Sechzehntes Buch: Trennung und Abwesenheit.

Sechstes Kapitel

Die Sonne war zwar eben erst aufgegangen, doch sah sich Lord Nelvil in seiner Voraussetzung, es werde noch Niemand im Hause wach sein, getäuscht, denn Lucile zeichnete schon auf dem Balcon. Ihr lose herabhängendes Haar flatterte im Winde; so glich sie jener Traumgestalt, und es bewegte ihn, sie hier nochmals, wie eine übernatürliche Erscheinung über sich schwebend zu finden. Er blieb einige Zeit unter dem Balcon stehen und grüßte hinauf; indeß mußte Lucile es nicht bemerken, denn sie wendete den Blick nicht von der Arbeit. Darauf setzte er seinen Weg fort, und sein Herz sehnte mehr denn je Corinna herbei, damit sie ihm die unbestimmten Eindrücke verscheuche, von denen er sich keine Rechenschaft geben konnte oder wollte. Wie ein Geheimniß, wie das Unbekannte zog Lucile ihn an; er hätte gewünscht, daß der Sonnenglanz von Corinnens Genie dieses leichte Nebelbild aufzehre, das nach einander in allerlei Gestalt seinen Blick umgaukelte.

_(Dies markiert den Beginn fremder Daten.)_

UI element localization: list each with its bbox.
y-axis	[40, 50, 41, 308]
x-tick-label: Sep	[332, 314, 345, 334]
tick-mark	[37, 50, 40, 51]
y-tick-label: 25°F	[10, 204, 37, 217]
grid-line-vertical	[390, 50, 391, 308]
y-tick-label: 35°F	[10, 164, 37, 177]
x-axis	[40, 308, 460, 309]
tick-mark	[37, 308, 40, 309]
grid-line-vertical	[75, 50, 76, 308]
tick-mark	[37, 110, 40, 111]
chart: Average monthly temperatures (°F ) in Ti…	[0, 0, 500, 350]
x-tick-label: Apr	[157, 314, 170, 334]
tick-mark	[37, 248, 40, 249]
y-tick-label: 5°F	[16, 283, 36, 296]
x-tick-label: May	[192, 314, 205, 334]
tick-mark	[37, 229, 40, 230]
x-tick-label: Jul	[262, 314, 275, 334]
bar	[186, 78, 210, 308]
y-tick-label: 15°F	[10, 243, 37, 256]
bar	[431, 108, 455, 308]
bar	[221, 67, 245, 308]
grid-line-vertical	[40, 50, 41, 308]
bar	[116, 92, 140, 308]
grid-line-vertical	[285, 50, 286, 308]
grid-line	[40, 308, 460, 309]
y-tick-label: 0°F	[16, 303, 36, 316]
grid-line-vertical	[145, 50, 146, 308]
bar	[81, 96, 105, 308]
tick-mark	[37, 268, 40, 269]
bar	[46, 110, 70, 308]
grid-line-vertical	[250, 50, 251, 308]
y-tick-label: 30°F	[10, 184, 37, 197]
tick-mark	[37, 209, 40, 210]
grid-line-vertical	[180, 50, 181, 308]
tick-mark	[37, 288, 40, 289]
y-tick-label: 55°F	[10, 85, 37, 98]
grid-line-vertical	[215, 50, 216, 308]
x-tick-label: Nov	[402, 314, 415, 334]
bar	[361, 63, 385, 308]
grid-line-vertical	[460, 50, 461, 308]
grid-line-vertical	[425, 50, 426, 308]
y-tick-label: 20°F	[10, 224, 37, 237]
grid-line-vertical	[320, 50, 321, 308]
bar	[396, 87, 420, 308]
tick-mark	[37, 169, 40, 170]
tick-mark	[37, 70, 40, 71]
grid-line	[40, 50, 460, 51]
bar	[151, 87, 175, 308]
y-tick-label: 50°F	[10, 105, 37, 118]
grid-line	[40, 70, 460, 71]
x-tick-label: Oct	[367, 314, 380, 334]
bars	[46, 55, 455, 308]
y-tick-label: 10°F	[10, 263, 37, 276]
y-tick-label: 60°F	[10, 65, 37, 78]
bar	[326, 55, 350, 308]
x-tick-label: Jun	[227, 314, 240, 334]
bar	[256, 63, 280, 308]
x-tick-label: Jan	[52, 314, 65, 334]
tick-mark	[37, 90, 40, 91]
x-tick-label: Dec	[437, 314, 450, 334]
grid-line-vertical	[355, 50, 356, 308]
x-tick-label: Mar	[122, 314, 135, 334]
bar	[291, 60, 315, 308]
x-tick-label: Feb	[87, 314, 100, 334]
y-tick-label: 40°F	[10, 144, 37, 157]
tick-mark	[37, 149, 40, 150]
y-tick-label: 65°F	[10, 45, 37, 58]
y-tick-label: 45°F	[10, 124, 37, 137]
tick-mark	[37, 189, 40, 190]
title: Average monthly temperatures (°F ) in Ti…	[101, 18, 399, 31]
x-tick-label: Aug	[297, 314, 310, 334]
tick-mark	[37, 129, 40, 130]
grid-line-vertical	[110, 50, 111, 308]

Er ging endlich in den Salon, und fand hier Lucile damit beschäftigt, die eben vollendete Zeichnung in einen kleinen Rahmen zu fügen, der gegenüber dem Theetisch ihrer Mutter seinen Platz finden sollte. Oswald prüfte das Blatt: nichts als eine weiße Rose, aber mit vollendeter Anmuth wiedergegeben. »So können Sie malen?« fragte er. »Nein, Mylord; ich verstehe nichts, als diese Nachahmung der Blumen, und dazu müssen es noch die am leichtesten auszuführenden sein. Es giebt hier keinen Lehrer, und das Wenige, was ich gelernt habe, danke ich einer Schwester, die mir einst Unterricht gab.« – Sie seufzte; Lord Nelvil aber erröthete tief bei diesen Worten. »Und wo ist jetzt diese Schwester?« fragte er. – »Sie lebt nicht mehr«, erwiderte Lucile, »aber ich werde sie nie vergessen.« – Oswald sah, daß Lucile, wie die übrige Welt, über das Schicksal ihrer Schwester getäuscht worden war; allein dieses »Ich werde sie nie vergessen« schien ihm einen liebenswürdigen Charakter zu offenbaren, und es rührte ihn. Eben wollte Lucile sich zurückziehn, weil sie sich mit Lord Nelvil allein im Zimmer befand; da trat aber schon Lady Edgermond ein. Sie maß die Tochter mit verwundertem, mißbilligendem Blick und hieß sie das Zimmer verlassen. Hieraus erfuhr Oswald, was er nicht gewußt, daß Lucile etwas Ungewöhnliches, gegen das Herkommen Verstoßendes begangen hatte, als sie einige Minuten ohne die Mutter mit ihm allein blieb; dies machte ihn weich, als ob es ein sehr vielsagender Beweis von Interesse gewesen wäre!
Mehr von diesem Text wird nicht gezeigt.